In a split liver transplant, or partial graft, the donor organ is divided and transplanted into one adult recipient and one child. There are two approaches to the surgery: ex vivo, in which the liver is divided after removal from the donor; and in situ, which involves dividing the liver while it is still in the donor’s body, similar to the protocol used in a living donor transplant. While split liver transplantation has been in use for decades, it still has not gained wide acceptance, Vagefi and his team note; just 3 percent of donor livers are split.
The UCSF researchers conducted a review of 106 patients treated at their center between 1993 and 2010 in order to assess outcomes and compare results with ex vivo and in situ procedures. Vagefi and his colleagues perform the ex vivo procedure exclusively, but 20 patients in the study did receive donor organs that had been removed using the in situ technique at a different center.
Among the 63 adult recipients, one-, five-, and ten-year survival were 93 percent, 77 percent, and 73 percent; overall graft survival was 89 percent, 76 percent, and 65 percent, respectively. After in situ procedures, one-year survival for both patient and graft were 94 percent, and five-year survival was 75 percent. There were no significant differences in survival for the adults who received ex vivo or in situ transplants.
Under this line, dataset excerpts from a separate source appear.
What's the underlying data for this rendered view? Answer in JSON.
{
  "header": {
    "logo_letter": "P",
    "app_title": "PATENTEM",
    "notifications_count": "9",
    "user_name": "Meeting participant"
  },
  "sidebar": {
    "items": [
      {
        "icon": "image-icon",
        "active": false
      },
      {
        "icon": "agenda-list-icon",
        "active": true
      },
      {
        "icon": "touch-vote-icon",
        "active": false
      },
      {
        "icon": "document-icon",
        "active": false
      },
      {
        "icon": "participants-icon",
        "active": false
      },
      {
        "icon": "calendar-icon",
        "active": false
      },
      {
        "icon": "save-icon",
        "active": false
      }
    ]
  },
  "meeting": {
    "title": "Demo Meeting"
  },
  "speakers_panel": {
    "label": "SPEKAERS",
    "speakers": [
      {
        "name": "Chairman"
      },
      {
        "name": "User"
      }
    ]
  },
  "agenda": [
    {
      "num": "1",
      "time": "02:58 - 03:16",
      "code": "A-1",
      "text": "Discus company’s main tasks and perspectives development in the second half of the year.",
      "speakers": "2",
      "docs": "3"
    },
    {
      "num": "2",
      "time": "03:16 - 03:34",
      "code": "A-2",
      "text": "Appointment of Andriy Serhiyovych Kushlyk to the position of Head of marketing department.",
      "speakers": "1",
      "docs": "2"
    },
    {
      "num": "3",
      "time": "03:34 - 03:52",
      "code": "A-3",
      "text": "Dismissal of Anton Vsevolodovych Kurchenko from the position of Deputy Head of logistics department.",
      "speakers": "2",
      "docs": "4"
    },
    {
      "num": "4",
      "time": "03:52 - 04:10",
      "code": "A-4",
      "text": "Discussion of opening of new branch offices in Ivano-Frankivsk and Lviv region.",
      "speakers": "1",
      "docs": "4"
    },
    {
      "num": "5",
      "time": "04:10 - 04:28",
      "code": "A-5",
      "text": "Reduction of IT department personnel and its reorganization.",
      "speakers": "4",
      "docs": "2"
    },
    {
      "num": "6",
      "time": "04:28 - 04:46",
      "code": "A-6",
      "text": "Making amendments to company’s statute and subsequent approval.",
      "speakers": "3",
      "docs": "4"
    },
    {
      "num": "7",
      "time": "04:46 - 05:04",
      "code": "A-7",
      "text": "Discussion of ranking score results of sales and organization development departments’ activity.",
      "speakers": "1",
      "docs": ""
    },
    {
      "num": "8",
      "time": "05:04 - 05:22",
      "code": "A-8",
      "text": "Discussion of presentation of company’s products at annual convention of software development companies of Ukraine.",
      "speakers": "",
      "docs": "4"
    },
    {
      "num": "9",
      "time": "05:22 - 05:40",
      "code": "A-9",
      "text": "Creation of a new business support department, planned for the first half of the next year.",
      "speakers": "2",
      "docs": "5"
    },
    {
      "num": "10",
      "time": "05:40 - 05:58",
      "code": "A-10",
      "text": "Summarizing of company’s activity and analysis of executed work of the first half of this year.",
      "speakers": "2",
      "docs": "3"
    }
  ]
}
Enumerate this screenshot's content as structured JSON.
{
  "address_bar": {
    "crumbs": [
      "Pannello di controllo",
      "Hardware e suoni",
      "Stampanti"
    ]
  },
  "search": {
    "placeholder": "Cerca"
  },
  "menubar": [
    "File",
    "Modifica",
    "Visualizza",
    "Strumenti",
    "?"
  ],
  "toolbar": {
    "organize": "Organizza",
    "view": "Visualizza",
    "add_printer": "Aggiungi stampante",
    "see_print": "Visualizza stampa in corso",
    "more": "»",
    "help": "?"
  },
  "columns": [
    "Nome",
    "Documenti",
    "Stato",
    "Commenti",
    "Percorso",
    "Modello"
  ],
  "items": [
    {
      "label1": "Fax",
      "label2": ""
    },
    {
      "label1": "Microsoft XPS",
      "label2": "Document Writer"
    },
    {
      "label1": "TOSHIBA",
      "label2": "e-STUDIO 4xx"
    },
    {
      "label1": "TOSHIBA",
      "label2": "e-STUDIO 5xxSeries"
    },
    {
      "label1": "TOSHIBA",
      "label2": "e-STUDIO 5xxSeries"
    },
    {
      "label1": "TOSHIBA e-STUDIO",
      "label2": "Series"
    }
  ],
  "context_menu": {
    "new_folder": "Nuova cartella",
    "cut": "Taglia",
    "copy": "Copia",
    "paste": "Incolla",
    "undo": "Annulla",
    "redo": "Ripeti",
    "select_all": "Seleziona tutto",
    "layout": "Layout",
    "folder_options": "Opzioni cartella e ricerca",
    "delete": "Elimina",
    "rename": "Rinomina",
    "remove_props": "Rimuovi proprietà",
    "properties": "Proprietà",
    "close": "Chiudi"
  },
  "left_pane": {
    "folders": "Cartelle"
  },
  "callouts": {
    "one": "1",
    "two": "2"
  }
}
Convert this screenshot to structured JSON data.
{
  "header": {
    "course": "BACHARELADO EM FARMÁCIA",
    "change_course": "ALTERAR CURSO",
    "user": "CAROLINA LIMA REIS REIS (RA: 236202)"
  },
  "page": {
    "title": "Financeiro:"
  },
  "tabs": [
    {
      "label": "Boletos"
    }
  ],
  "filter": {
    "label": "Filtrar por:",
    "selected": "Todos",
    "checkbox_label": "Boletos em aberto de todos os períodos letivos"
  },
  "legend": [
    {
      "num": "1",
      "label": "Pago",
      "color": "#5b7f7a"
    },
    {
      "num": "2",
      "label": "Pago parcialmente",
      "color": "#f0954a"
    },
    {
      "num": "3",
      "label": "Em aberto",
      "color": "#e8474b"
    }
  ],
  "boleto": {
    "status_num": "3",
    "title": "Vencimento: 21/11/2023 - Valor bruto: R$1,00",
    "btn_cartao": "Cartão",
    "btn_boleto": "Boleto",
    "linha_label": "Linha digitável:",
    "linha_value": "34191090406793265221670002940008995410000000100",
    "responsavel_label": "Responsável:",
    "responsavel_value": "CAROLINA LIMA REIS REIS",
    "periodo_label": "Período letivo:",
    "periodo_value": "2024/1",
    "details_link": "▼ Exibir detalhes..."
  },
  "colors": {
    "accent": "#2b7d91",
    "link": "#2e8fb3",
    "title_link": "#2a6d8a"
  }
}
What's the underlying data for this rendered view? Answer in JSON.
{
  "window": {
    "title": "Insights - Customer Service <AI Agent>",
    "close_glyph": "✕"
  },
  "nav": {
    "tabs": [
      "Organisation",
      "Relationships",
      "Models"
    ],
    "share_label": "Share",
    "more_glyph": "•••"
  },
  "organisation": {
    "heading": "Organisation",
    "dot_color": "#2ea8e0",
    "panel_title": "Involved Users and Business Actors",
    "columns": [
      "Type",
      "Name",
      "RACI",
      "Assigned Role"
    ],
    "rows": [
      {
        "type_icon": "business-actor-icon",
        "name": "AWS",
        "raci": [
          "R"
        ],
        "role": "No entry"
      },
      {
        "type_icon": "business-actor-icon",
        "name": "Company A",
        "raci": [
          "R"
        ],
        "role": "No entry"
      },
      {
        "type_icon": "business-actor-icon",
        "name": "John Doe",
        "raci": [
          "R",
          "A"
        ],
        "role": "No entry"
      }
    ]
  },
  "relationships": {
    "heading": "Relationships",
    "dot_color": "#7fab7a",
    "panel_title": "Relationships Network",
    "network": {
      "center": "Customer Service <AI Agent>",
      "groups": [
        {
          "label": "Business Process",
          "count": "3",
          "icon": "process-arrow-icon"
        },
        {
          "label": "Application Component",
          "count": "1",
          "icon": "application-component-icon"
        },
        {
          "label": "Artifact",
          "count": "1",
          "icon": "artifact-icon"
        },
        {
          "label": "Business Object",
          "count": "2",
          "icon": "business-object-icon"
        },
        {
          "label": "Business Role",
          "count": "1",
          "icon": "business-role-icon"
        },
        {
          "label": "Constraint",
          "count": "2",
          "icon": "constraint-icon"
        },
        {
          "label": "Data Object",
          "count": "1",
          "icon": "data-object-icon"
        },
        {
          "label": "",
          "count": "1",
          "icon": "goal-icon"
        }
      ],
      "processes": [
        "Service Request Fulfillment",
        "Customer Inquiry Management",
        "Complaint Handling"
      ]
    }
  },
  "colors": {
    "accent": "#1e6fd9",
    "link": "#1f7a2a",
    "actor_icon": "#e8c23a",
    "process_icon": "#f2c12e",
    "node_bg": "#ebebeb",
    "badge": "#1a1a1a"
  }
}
Overall one-, five-, and ten-year survival was 84 percent, 75 percent, and 69 percent for pediatric patients, while overall graft survival was 77 percent, 63 percent, and 57 percent. Survival for ex vivo and in situ split grafts was not significantly different.
Twenty-nine percent of adult patients developed biliary complications, while 11 percent had vascular problems and 11 percent required unplanned exploratory surgery. Eight percent developed incisional hernia, while one patient each had small for size syndrome, required a shunt when the transplant was performed, or had primary nonfunction of the donor organ. In the pediatric patients, there was one case of primary nonfunction, while 40 percent of patients developed biliary complications and 26 percent had vascular complications.
“We recognize that there is a higher risk associated with split liver transplantation in terms of potential complications, and we inform our patients that it’s a decision they have to make,” Vagefi told Reuters Health. “If they’re willing to assume that extra risk with the hope of getting transplanted earlier, these are the patients who choose to consent for split liver transplant.”
The current findings can’t show whether ex vivo or in situ splitting is best, Vagefi noted in an interview. “Whichever technique people become comfortable with being able to apply, that is only going to be able to help more recipients in the end.”
Dr. Johnny C. Hong, director of the Living Donor Transplantation Program at the David Geffen School of Medicine in at UCLA, agreed. “Whatever is your comfort zone that will allow you to achieve the best results, then you should practice that,” said Hong, who co-authored an editorial accompanying the new study.
In order to expand the use of split liver transplantation, Hong noted in an interview, it will be necessary to train more surgeons to do it, and identify a learning curve for the procedure. “It’s a technically very highly demanding procedure,” he said. “You don’t want people to start doing this Rambo-style. It would cost people’s lives and waste organs.”
Outcomes With Split Liver Transplantation in 106 Recipients
Archives of Surgery, September 2011.